Hi,
I am in the process of deploying Kolibri on a RACHEL PI at a school in Iquitos, Peru. We have a technical person on site for another week so I would appreciate any help you can provide in addressing the issue below as quickly as possible. Thank you.
The RACHEL PI is running on a RPi 3B+. Kolibri 0.12.5 was installed on the Pi using apt. Kolibri works about half the time. The other half the time Kolibri starts, but fails to start accepting connections. That is, the server process is running but any attempt to connect to the server using http will fail. When Kolibri fails to start, there is a python exception in daemon.log that indicates that an operation failed because the database was locked. The daemon.txt file is attached below for your reference. There does not seem to be any reliable way to work around this error other than rebooting and hoping for the best. I have had to reboot the server as many as 4 or 5 times to get it working.
The startup for Kolibri is quite taxing on the RPi 3B+. When it works, it takes 3 minutes for the vacuum to complete and 7 minutes before the server is up and running. During the 7 minutes it takes to start, the RPi is very slow and seems unresponsive at times. I suspect this may be related to the fact that we have large Kolibri installation with 28 modules loaded including both the English and Spanish versions of Khan Academy.
I have started to read through the code a bit but I am at a disadvantage as I am not familiar with Django or sqlite. My guess as to the problem is that the database Vacuum thread is running in parallel with the update_channel_metadata thread. Normally the vacuum thread completes before the update_channel_metadata thread needs to update the database. Other times, the vacuum thread is still running when update_channel_metadata needs to write to the database and results in a database locked condition. Note, from my understanding, sqlite is not designed to allow updates in multiple threads. In the attached log file, notice that the database locked message appears before the vacuum has completed.

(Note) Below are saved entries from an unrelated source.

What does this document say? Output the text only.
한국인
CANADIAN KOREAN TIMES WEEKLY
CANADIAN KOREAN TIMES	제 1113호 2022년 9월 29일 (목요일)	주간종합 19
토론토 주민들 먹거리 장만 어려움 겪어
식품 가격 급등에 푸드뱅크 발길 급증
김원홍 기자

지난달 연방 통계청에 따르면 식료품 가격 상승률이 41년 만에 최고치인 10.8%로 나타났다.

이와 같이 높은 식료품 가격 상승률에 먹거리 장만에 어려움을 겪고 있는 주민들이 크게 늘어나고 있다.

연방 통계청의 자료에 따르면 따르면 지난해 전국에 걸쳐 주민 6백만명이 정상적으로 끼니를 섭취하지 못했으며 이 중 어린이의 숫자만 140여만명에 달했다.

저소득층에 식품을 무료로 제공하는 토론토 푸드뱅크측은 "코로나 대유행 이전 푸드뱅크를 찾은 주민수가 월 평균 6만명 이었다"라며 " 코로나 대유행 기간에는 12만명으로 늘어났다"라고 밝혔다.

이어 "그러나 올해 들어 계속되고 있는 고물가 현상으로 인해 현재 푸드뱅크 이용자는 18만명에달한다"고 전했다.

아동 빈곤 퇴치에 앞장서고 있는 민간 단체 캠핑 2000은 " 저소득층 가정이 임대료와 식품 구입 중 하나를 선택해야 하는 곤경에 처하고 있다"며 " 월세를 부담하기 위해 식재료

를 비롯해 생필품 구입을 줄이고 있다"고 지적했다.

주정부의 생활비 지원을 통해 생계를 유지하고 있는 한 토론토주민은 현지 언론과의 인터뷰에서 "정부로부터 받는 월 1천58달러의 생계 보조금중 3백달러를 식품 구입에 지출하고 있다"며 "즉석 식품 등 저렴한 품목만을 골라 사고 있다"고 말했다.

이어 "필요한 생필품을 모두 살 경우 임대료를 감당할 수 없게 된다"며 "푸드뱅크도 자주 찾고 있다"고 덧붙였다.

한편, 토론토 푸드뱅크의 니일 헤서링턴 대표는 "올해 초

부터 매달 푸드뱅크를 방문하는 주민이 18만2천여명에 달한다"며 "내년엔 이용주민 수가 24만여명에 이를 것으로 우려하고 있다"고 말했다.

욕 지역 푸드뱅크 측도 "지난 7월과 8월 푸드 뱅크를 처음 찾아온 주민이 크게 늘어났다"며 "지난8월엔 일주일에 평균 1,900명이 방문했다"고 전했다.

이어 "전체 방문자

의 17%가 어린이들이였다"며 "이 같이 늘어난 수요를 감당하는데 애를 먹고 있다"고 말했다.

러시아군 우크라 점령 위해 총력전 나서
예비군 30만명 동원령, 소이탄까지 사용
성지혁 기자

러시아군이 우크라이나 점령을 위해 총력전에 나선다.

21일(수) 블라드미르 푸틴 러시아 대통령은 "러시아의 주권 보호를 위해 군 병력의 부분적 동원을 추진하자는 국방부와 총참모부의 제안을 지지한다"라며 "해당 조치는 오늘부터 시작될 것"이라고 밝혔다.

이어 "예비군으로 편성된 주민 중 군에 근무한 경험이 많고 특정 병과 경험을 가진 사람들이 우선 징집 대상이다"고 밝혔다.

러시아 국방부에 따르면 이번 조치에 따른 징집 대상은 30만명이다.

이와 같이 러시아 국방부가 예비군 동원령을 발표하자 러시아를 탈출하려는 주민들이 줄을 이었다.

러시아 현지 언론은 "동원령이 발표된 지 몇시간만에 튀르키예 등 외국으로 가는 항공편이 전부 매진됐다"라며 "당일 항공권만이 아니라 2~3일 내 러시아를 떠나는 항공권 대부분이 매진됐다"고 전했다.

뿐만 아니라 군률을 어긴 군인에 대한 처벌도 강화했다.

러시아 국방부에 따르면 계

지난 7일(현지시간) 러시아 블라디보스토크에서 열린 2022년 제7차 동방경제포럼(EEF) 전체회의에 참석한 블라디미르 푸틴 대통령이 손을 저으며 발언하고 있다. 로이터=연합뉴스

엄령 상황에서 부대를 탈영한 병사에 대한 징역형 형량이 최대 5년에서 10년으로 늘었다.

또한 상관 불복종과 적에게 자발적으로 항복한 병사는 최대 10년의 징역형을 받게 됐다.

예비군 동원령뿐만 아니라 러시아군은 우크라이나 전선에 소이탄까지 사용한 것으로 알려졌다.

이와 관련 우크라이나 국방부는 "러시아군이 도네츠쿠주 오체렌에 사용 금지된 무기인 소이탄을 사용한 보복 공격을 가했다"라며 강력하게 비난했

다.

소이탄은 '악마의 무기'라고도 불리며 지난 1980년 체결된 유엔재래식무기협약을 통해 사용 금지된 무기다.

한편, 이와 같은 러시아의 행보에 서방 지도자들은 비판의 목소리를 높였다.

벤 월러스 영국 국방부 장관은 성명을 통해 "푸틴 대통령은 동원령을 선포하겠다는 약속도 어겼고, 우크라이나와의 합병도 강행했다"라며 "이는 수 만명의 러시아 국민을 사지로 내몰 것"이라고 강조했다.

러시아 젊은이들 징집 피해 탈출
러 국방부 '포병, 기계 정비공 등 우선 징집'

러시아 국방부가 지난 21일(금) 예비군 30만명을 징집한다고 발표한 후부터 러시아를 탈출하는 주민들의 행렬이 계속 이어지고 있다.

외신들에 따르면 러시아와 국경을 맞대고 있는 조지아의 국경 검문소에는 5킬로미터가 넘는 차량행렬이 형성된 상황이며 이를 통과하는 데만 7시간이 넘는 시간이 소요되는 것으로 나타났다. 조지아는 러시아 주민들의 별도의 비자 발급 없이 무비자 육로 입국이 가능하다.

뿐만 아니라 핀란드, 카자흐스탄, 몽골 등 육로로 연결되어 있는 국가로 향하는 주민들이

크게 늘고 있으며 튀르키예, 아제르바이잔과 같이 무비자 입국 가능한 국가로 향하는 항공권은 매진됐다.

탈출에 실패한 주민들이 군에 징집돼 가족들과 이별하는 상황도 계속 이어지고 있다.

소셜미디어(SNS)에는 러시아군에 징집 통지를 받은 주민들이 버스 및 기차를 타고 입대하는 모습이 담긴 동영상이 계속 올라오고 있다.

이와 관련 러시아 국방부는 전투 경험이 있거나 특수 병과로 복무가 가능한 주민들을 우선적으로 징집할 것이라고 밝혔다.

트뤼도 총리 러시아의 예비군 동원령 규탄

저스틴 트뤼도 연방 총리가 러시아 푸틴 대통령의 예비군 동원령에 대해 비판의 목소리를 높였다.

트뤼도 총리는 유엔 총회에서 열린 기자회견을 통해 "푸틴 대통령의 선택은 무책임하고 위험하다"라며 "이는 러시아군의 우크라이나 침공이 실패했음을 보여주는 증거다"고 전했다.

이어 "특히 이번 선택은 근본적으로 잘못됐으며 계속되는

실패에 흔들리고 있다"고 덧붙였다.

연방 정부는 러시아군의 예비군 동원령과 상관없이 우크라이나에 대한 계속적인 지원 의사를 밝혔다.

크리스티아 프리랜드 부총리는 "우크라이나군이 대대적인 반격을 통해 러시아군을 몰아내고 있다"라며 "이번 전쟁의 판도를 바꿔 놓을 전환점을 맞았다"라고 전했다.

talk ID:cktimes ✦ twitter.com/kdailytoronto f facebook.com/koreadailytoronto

I would very much appreciate if you could provide a code patch or a workaround that I could deploy next week to improve the reliability of the startup process. Thank you so much for your help.
- Rich
PS: I would recommend adding timestamps to the log messages in daemon.txt.
daemon.txt
---------------
INFO     Attempting a ping.
INFO     Started new JOBCHECKER thread ID#60ff8aefc0844637948a04725a8ce2db
INFO     Updating num_coach_content on existing channels
Traceback (most recent call last):
  File "/usr/lib/python3/dist-packages/kolibri/dist/sqlalchemy/engine/base.py", line 1193, in _execute_context
    context)
  File "/usr/lib/python3/dist-packages/kolibri/dist/sqlalchemy/engine/default.py", line 509, in do_execute
    cursor.execute(statement, parameters)
sqlite3.OperationalError: database is locked
The above exception was the direct cause of the following exception:
Traceback (most recent call last):
  File "/usr/bin/kolibri", line 9, in <module>
    load_entry_point('kolibri==0.12.5', 'console_scripts', 'kolibri')()

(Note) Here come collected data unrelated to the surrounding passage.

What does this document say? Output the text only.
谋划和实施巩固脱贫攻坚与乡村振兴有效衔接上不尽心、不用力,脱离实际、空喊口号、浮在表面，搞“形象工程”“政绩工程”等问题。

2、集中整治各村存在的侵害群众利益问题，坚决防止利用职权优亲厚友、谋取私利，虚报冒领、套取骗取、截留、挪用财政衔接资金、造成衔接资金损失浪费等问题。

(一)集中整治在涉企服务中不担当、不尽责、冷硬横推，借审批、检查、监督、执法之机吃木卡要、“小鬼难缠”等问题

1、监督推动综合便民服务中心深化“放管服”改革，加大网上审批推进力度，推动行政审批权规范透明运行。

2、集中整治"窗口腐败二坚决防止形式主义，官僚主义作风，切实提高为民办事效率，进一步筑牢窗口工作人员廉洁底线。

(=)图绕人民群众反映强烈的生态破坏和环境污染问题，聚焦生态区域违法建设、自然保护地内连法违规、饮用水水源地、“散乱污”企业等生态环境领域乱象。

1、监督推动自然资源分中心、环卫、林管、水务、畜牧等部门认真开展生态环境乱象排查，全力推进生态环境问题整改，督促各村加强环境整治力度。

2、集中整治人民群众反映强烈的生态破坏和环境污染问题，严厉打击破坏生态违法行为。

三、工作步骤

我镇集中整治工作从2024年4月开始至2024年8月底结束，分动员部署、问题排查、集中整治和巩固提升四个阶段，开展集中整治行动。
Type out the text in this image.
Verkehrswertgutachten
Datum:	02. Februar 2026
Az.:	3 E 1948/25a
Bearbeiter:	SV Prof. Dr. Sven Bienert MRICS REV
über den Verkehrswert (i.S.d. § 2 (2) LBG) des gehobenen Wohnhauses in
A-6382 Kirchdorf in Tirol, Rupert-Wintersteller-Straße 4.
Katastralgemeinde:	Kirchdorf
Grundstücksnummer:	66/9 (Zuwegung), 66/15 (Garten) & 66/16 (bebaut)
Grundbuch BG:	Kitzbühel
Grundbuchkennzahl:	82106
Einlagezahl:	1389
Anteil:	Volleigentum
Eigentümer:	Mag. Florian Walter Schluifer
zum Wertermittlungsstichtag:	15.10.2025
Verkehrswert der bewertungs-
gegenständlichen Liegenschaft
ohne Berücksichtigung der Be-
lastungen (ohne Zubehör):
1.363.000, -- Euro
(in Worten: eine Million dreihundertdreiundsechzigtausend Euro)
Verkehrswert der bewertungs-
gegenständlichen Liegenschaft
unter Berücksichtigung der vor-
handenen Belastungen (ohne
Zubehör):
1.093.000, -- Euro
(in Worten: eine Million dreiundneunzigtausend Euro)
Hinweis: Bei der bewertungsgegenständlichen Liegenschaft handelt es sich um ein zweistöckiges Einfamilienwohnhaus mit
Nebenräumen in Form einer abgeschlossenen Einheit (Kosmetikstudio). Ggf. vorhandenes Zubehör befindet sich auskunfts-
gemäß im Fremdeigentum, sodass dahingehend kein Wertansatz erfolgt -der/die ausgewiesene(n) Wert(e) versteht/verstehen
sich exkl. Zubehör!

  File "/usr/lib/python3/dist-packages/kolibri/utils/cli.py", line 716, in main
    start(port, daemon=daemon)
  File "/usr/lib/python3/dist-packages/kolibri/utils/cli.py", line 338, in start
    server.start(port=port, run_cherrypy=run_cherrypy)
  File "/usr/lib/python3/dist-packages/kolibri/utils/server.py", line 113, in start
    update_channel_metadata()
  File "/usr/lib/python3/dist-packages/kolibri/core/content/utils/annotation.py", line 73, in update_channel_metadata
    update_num_coach_contents()
  File "/usr/lib/python3/dist-packages/kolibri/core/content/utils/annotation.py", line 167, in update_num_coach_contents
    .values(num_coach_contents=cast(ContentNodeTable.c.coach_content, Integer()))
  File "/usr/lib/python3/dist-packages/kolibri/dist/sqlalchemy/engine/base.py", line 948, in execute
    return meth(self, multiparams, params)
  File "/usr/lib/python3/dist-packages/kolibri/dist/sqlalchemy/sql/elements.py", line 269, in _execute_on_connection
    return connection._execute_clauseelement(self, multiparams, params)
  File "/usr/lib/python3/dist-packages/kolibri/dist/sqlalchemy/engine/base.py", line 1060, in _execute_clauseelement
    compiled_sql, distilled_params
  File "/usr/lib/python3/dist-packages/kolibri/dist/sqlalchemy/engine/base.py", line 1200, in _execute_context
    context)
  File "/usr/lib/python3/dist-packages/kolibri/dist/sqlalchemy/engine/base.py", line 1413, in _handle_dbapi_exception
    exc_info
  File "/usr/lib/python3/dist-packages/kolibri/dist/sqlalchemy/util/compat.py", line 265, in raise_from_cause
    reraise(type(exception), exception, tb=exc_tb, cause=cause)
  File "/usr/lib/python3/dist-packages/kolibri/dist/sqlalchemy/util/compat.py", line 248, in reraise
    raise value.with_traceback(tb)
  File "/usr/lib/python3/dist-packages/kolibri/dist/sqlalchemy/engine/base.py", line 1193, in _execute_context
    context)
  File "/usr/lib/python3/dist-packages/kolibri/dist/sqlalchemy/engine/default.py", line 509, in do_execute
    cursor.execute(statement, parameters)
sqlalchemy.exc.OperationalError: (sqlite3.OperationalError) database is locked [SQL: 'UPDATE content_contentnode SET num_coach_contents=CAST(content_contentnode.coach_content AS INTEGER) WHERE content_contentnode.kind != ?'] [parameters: ('topic',)] (Background on this error at: http://sqlalche.me/e/e3q8)
INFO     Sqlite database Vacuum finished.
INFO     Next Vacuum at 3AM local server time (in 964.65 minutes).
INFO     Ping succeeded! (response: {'messages': [], 'id': 297913})
INFO     Sleeping for 1440.0 minutes.